Combined: we have an infinite number of possible values for p AND an infinite number of possible values for q AND an infinite number of possible values for p+q; there will be an infinite number of points of intersection: insufficient, choose E.

Hi Stuart,
can u please provide a suitable mathematical framework to close such Q quickly.?

maihuna wrote: Hi Stuart,
can u please provide a suitable mathematical framework to close such Q quickly.?

There is no quick way to solve this algebraically; it's far far faster to either pick numbers to show that there's more than 1 possible answer or to understand the concepts to see that there are an infinite number of possibilities.

I suppose you could set up equations to show that you don't have enough information to solve the system:

p + q = 35k
p/5 = m + 1
q/7 = n + 3

in which k is a positive integer and m and n are non-negative integers.

We have 3 equations and 5 unknowns, so there's no way to solve for p.

Stuart Kovinsky wrote:

maihuna wrote: Hi Stuart,
can u please provide a suitable mathematical framework to close such Q quickly.?

There is no quick way to solve this algebraically; it's far far faster to either pick numbers to show that there's more than 1 possible answer or to understand the concepts to see that there are an infinite number of possibilities.

I suppose you could set up equations to show that you don't have enough information to solve the system:

p + q = 35k
p/5 = m + 1
q/7 = n + 3

in which k is a positive integer and m and n are non-negative integers.

We have 3 equations and 5 unknowns, so there's no way to solve for p.

Hi Stuart,
But the dangerous part is that remainders follow a pattern some time and most of the tough questions are solved just because they only allow a few options that match the given crietrion.

maihuna wrote:
Hi Stuart,
But the dangerous part is that remainders follow a pattern some time and most of the tough questions are solved just because they only allow a few options that match the given crietrion.

I'm not sure what you mean.

Remainders always follow a pattern.

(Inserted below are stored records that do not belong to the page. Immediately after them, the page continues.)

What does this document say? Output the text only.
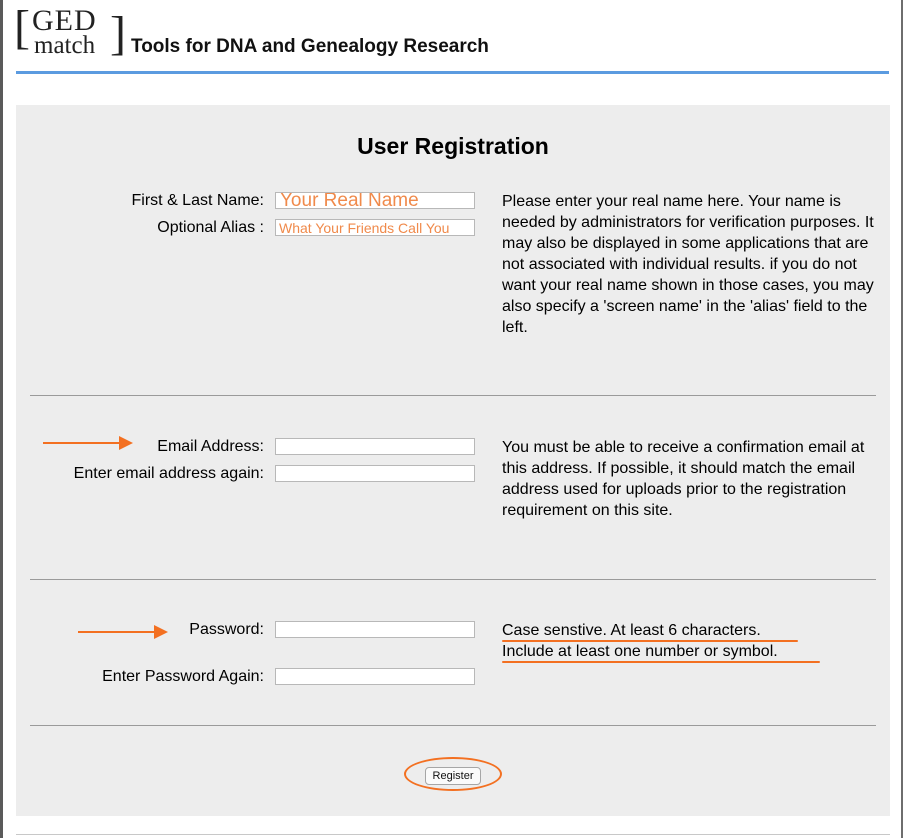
[ GED
match ] Tools for DNA and Genealogy Research
User Registration
First & Last Name:
Your Real Name
Optional Alias :
What Your Friends Call You
Please enter your real name here. Your name is needed by administrators for verification purposes. It may also be displayed in some applications that are not associated with individual results. if you do not want your real name shown in those cases, you may also specify a 'screen name' in the 'alias' field to the left.
Email Address:
Enter email address again:
You must be able to receive a confirmation email at this address. If possible, it should match the email address used for uploads prior to the registration requirement on this site.
Password:
Enter Password Again:
Case senstive. At least 6 characters.
Include at least one number or symbol.
Register
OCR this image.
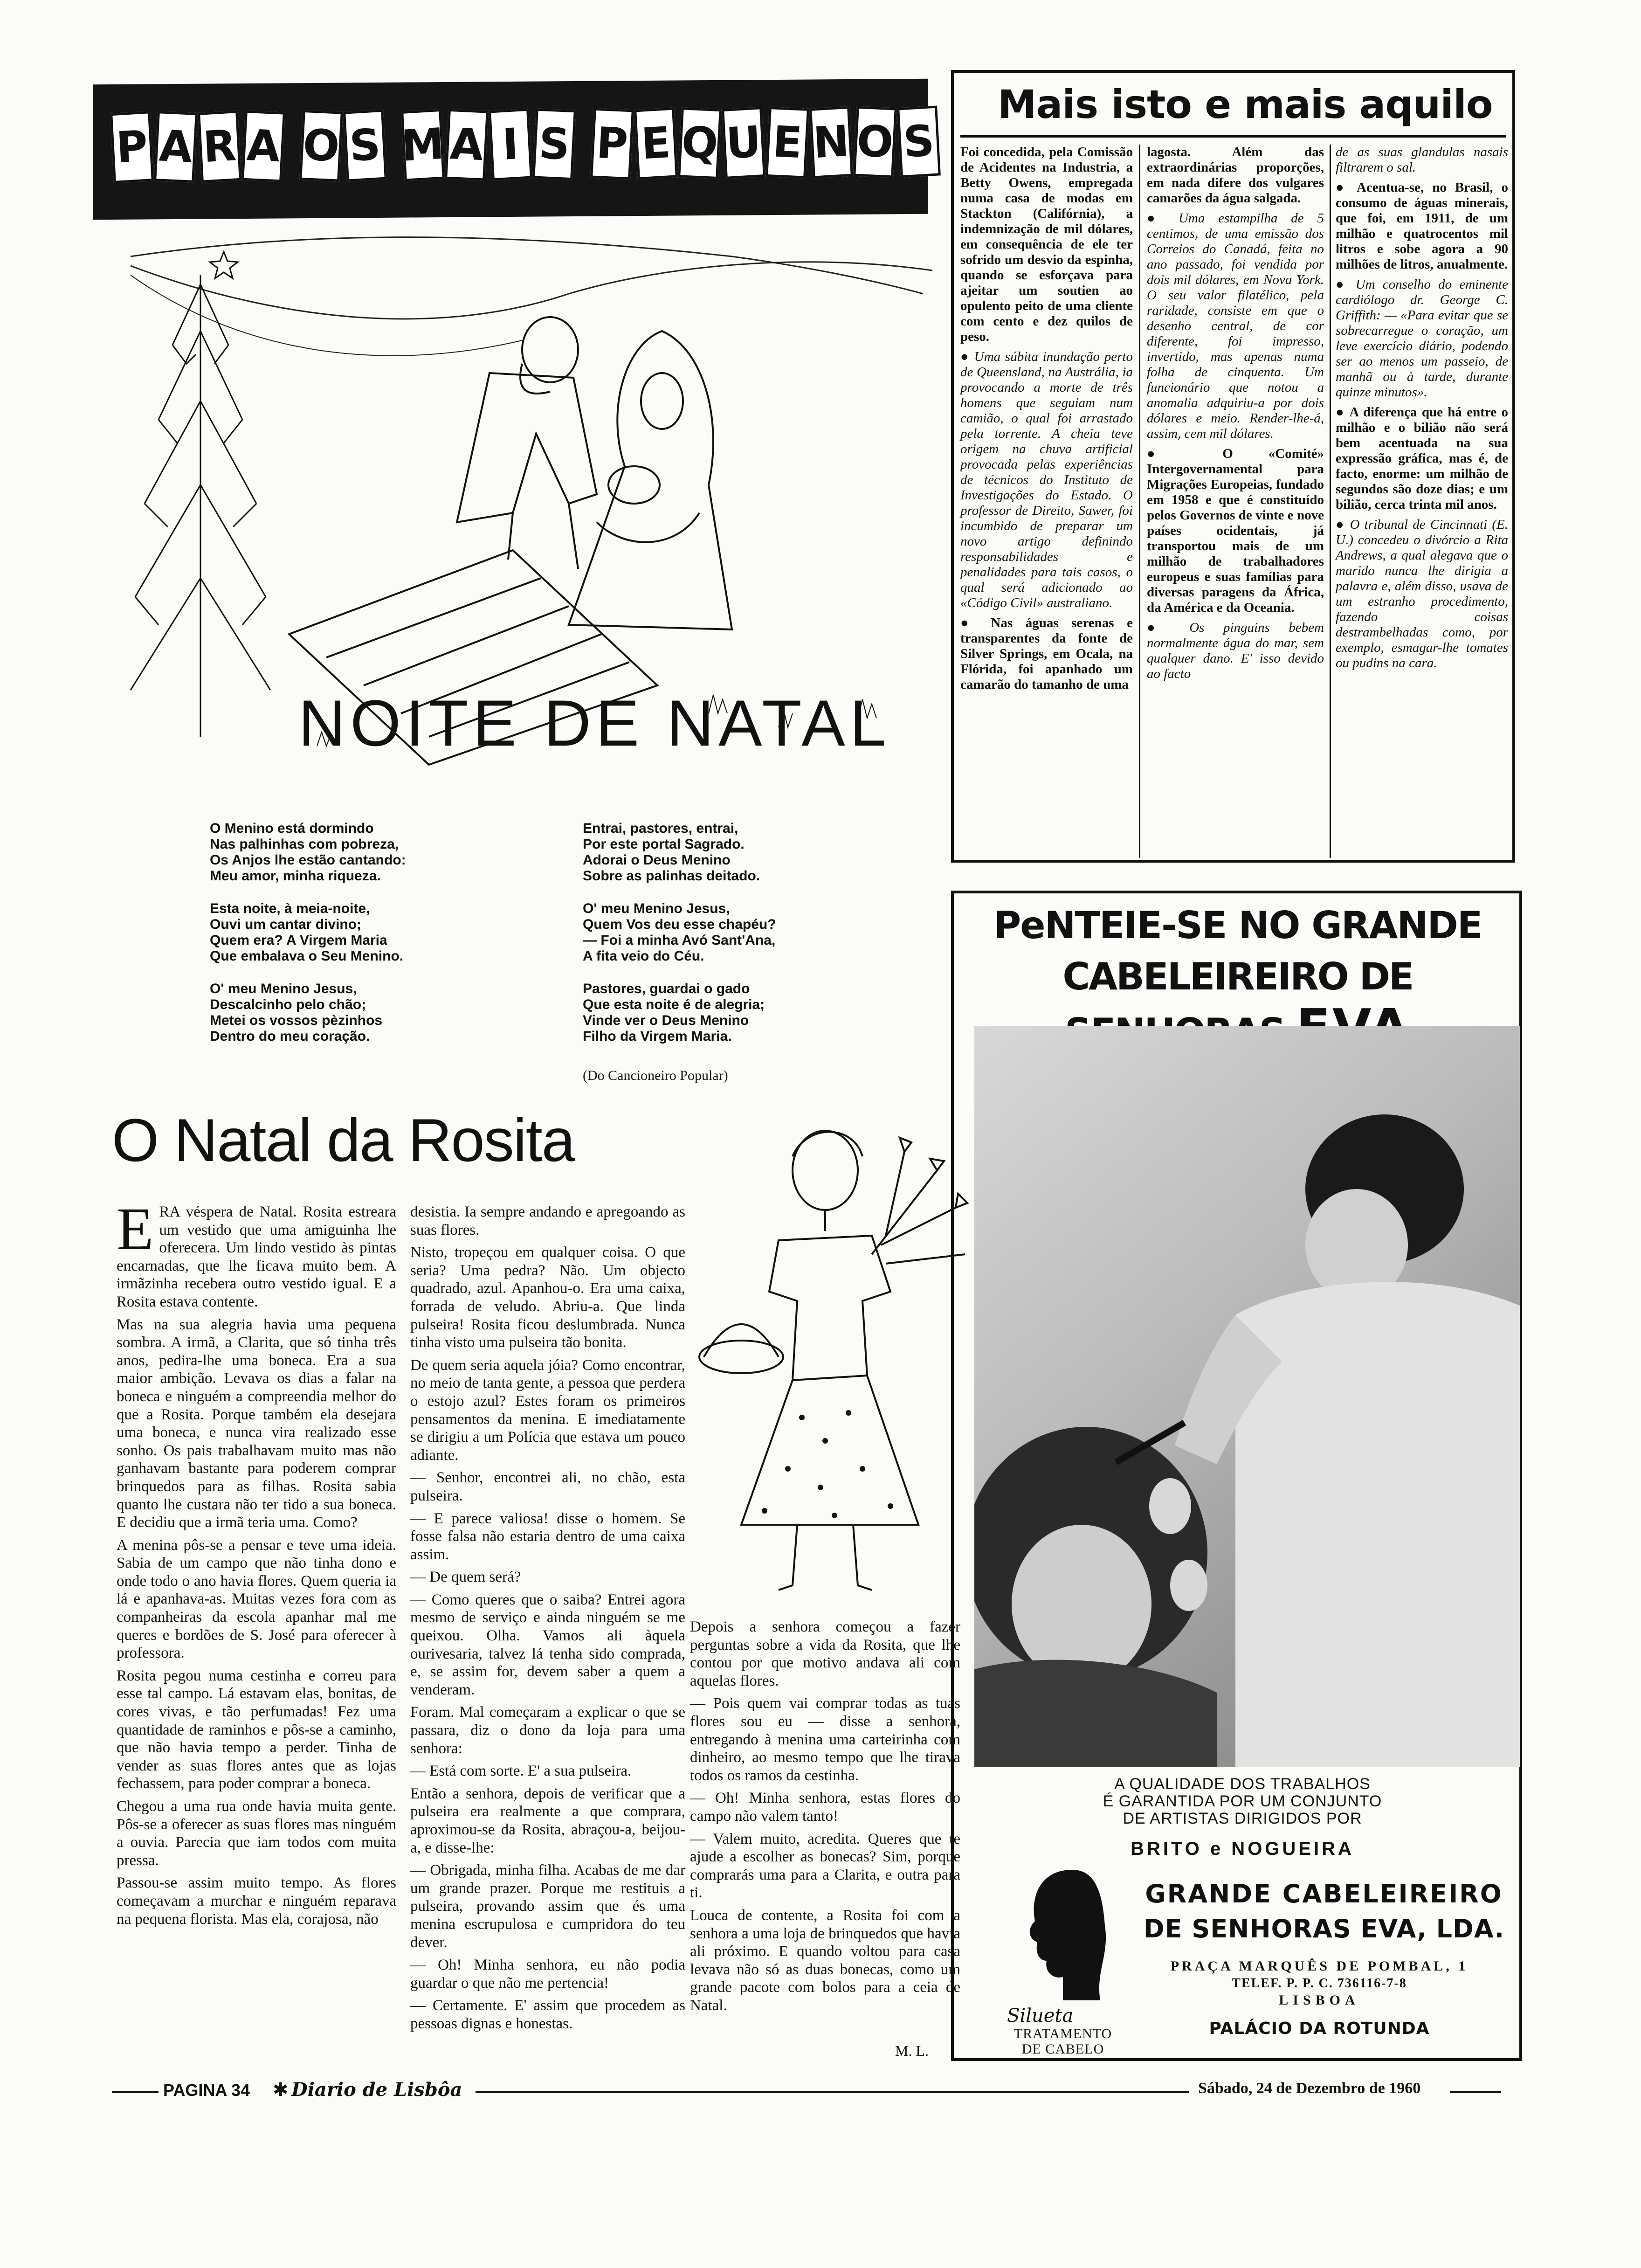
P A R A O S M A I S P E Q U E N O S
NOITE DE NATAL
O Menino está dormindo
Nas palhinhas com pobreza,
Os Anjos lhe estão cantando:
Meu amor, minha riqueza.
Esta noite, à meia-noite,
Ouvi um cantar divino;
Quem era? A Virgem Maria
Que embalava o Seu Menino.
O' meu Menino Jesus,
Descalcinho pelo chão;
Metei os vossos pèzinhos
Dentro do meu coração.
Entrai, pastores, entrai,
Por este portal Sagrado.
Adorai o Deus Menino
Sobre as palinhas deitado.
O' meu Menino Jesus,
Quem Vos deu esse chapéu?
— Foi a minha Avó Sant'Ana,
A fita veio do Céu.
Pastores, guardai o gado
Que esta noite é de alegria;
Vinde ver o Deus Menino
Filho da Virgem Maria.
(Do Cancioneiro Popular)
O Natal da Rosita

ERA véspera de Natal. Rosita estreara um vestido que uma amiguinha lhe oferecera. Um lindo vestido às pintas encarnadas, que lhe ficava muito bem. A irmãzinha recebera outro vestido igual. E a Rosita estava contente.

Mas na sua alegria havia uma pequena sombra. A irmã, a Clarita, que só tinha três anos, pedira-lhe uma boneca. Era a sua maior ambição. Levava os dias a falar na boneca e ninguém a compreendia melhor do que a Rosita. Porque também ela desejara uma boneca, e nunca vira realizado esse sonho. Os pais trabalhavam muito mas não ganhavam bastante para poderem comprar brinquedos para as filhas. Rosita sabia quanto lhe custara não ter tido a sua boneca. E decidiu que a irmã teria uma. Como?

A menina pôs-se a pensar e teve uma ideia. Sabia de um campo que não tinha dono e onde todo o ano havia flores. Quem queria ia lá e apanhava-as. Muitas vezes fora com as companheiras da escola apanhar mal me queres e bordões de S. José para oferecer à professora.

Rosita pegou numa cestinha e correu para esse tal campo. Lá estavam elas, bonitas, de cores vivas, e tão perfumadas! Fez uma quantidade de raminhos e pôs-se a caminho, que não havia tempo a perder. Tinha de vender as suas flores antes que as lojas fechassem, para poder comprar a boneca.

Chegou a uma rua onde havia muita gente. Pôs-se a oferecer as suas flores mas ninguém a ouvia. Parecia que iam todos com muita pressa.

Passou-se assim muito tempo. As flores começavam a murchar e ninguém reparava na pequena florista. Mas ela, corajosa, não

desistia. Ia sempre andando e apregoando as suas flores.

Nisto, tropeçou em qualquer coisa. O que seria? Uma pedra? Não. Um objecto quadrado, azul. Apanhou-o. Era uma caixa, forrada de veludo. Abriu-a. Que linda pulseira! Rosita ficou deslumbrada. Nunca tinha visto uma pulseira tão bonita.

De quem seria aquela jóia? Como encontrar, no meio de tanta gente, a pessoa que perdera o estojo azul? Estes foram os primeiros pensamentos da menina. E imediatamente se dirigiu a um Polícia que estava um pouco adiante.

— Senhor, encontrei ali, no chão, esta pulseira.

— E parece valiosa! disse o homem. Se fosse falsa não estaria dentro de uma caixa assim.

— De quem será?

— Como queres que o saiba? Entrei agora mesmo de serviço e ainda ninguém se me queixou. Olha. Vamos ali àquela ourivesaria, talvez lá tenha sido comprada, e, se assim for, devem saber a quem a venderam.

Foram. Mal começaram a explicar o que se passara, diz o dono da loja para uma senhora:

— Está com sorte. E' a sua pulseira.

Então a senhora, depois de verificar que a pulseira era realmente a que comprara, aproximou-se da Rosita, abraçou-a, beijou-a, e disse-lhe:

— Obrigada, minha filha. Acabas de me dar um grande prazer. Porque me restituis a pulseira, provando assim que és uma menina escrupulosa e cumpridora do teu dever.

— Oh! Minha senhora, eu não podia guardar o que não me pertencia!

— Certamente. E' assim que procedem as pessoas dignas e honestas.

Depois a senhora começou a fazer perguntas sobre a vida da Rosita, que lhe contou por que motivo andava ali com aquelas flores.

— Pois quem vai comprar todas as tuas flores sou eu — disse a senhora, entregando à menina uma carteirinha com dinheiro, ao mesmo tempo que lhe tirava todos os ramos da cestinha.

— Oh! Minha senhora, estas flores do campo não valem tanto!

— Valem muito, acredita. Queres que te ajude a escolher as bonecas? Sim, porque comprarás uma para a Clarita, e outra para ti.

Louca de contente, a Rosita foi com a senhora a uma loja de brinquedos que havia ali próximo. E quando voltou para casa levava não só as duas bonecas, como um grande pacote com bolos para a ceia de Natal.

M. L.
Mais isto e mais aquilo

Foi concedida, pela Comissão de Acidentes na Industria, a Betty Owens, empregada numa casa de modas em Stackton (Califórnia), a indemnização de mil dólares, em consequência de ele ter sofrido um desvio da espinha, quando se esforçava para ajeitar um soutien ao opulento peito de uma cliente com cento e dez quilos de peso.

● Uma súbita inundação perto de Queensland, na Austrália, ia provocando a morte de três homens que seguiam num camião, o qual foi arrastado pela torrente. A cheia teve origem na chuva artificial provocada pelas experiências de técnicos do Instituto de Investigações do Estado. O professor de Direito, Sawer, foi incumbido de preparar um novo artigo definindo responsabilidades e penalidades para tais casos, o qual será adicionado ao «Código Civil» australiano.

● Nas águas serenas e transparentes da fonte de Silver Springs, em Ocala, na Flórida, foi apanhado um camarão do tamanho de uma

lagosta. Além das extraordinárias proporções, em nada difere dos vulgares camarões da água salgada.

● Uma estampilha de 5 centimos, de uma emissão dos Correios do Canadá, feita no ano passado, foi vendida por dois mil dólares, em Nova York. O seu valor filatélico, pela raridade, consiste em que o desenho central, de cor diferente, foi impresso, invertido, mas apenas numa folha de cinquenta. Um funcionário que notou a anomalia adquiriu-a por dois dólares e meio. Render-lhe-á, assim, cem mil dólares.

● O «Comité» Intergovernamental para Migrações Europeias, fundado em 1958 e que é constituído pelos Governos de vinte e nove países ocidentais, já transportou mais de um milhão de trabalhadores europeus e suas famílias para diversas paragens da África, da América e da Oceania.

● Os pinguins bebem normalmente água do mar, sem qualquer dano. E' isso devido ao facto

de as suas glandulas nasais filtrarem o sal.

● Acentua-se, no Brasil, o consumo de águas minerais, que foi, em 1911, de um milhão e quatrocentos mil litros e sobe agora a 90 milhões de litros, anualmente.

● Um conselho do eminente cardiólogo dr. George C. Griffith: — «Para evitar que se sobrecarregue o coração, um leve exercício diário, podendo ser ao menos um passeio, de manhã ou à tarde, durante quinze minutos».

● A diferença que há entre o milhão e o bilião não será bem acentuada na sua expressão gráfica, mas é, de facto, enorme: um milhão de segundos são doze dias; e um bilião, cerca trinta mil anos.

● O tribunal de Cincinnati (E. U.) concedeu o divórcio a Rita Andrews, a qual alegava que o marido nunca lhe dirigia a palavra e, além disso, usava de um estranho procedimento, fazendo coisas destrambelhadas como, por exemplo, esmagar-lhe tomates ou pudins na cara.

PeNTEIE-SE NO GRANDE
CABELEIREIRO DE
A QUALIDADE DOS TRABALHOS
É GARANTIDA POR UM CONJUNTO
DE ARTISTAS DIRIGIDOS POR
BRITO e NOGUEIRA
Silueta
TRATAMENTO
DE CABELO
GRANDE CABELEIREIRO
DE SENHORAS EVA, LDA.
PRAÇA MARQUÊS DE POMBAL, 1
TELEF. P. P. C. 736116-7-8
LISBOA
PALÁCIO DA ROTUNDA
PAGINA 34 ✱ Diario de Lisbôa	Sábado, 24 de Dezembro de 1960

In problem solving, we can use those patterns to narrow down the choices; in data sufficiency, we can use those patterns to determine the sufficiency of the statements.

I'm not suggesting that we should always say "this is a remainder question, so the answer is E"; of course it depends on what the question is asking (which is why it's imperative to understand the question before evaluating the statements).

p=11 q=24 p+q=35
p=11 q=59 p+q=70

no unique answers , therefore E

Dear All...question asks for unique p...not for unique p and q....hence be careful about

p=11 q=24 p+q=35
p=11 q=59 p+q=70

no unique answers , therefore E


We have 3 equations and 5 unknowns hence unsolvable mathematically...as Stuart rightly pointed out...

p=11, q = 59.... p+q = 70

p = 81, q = 59... p+q = 140.... no unique value of p, hence E

viidyasagar wrote:Dear All...question asks for unique p...not for unique p and q....hence be careful about

p=11 q=24 p+q=35
p=11 q=59 p+q=70

no unique answers , therefore E


We have 3 equations and 5 unknowns hence unsolvable mathematically...as Stuart rightly pointed out...

p=11, q = 59.... p+q = 70

p = 81, q = 59... p+q = 140.... no unique value of p, hence E

I think stuart and others even did not got my core emphasis, reminders short of things are having certain structure and so do not require as many equation as that many variables, take for example, integer solutions for 3 variables can be constructed using one equation only, add some constraints and even unique values can be found,

Point that I was trying to make was: In exam I tried to make a table and coudn't see a combination other than p=11 for almost a dozen value, as we normally do assume GMAT pattern do not change much later, I assumed it is uniques,

So what we need is a formulatic version or a quick way to find values will not be or will be unique.

The variable/equation based conclusion, as suggested, is absurd, in case you have understood my concern.

P's possibilities, 1 6 11 16 21 26 31 36 41 46 51 56..

Q's possibilities: 3 10 17 24 31 38 45 52 59 66 73 ...

35 multiples, 35, 70, 105, 140 ...

Check all the P+Q 5 multiples.

11+24 = 35 YES

16+24 = 40 NO

24 + 26 = 50 NO

24+ 36 = 60 NO
.
.
.

46 + 59 = 105 YES

Since we are getting more than 2 values, the answer should be E.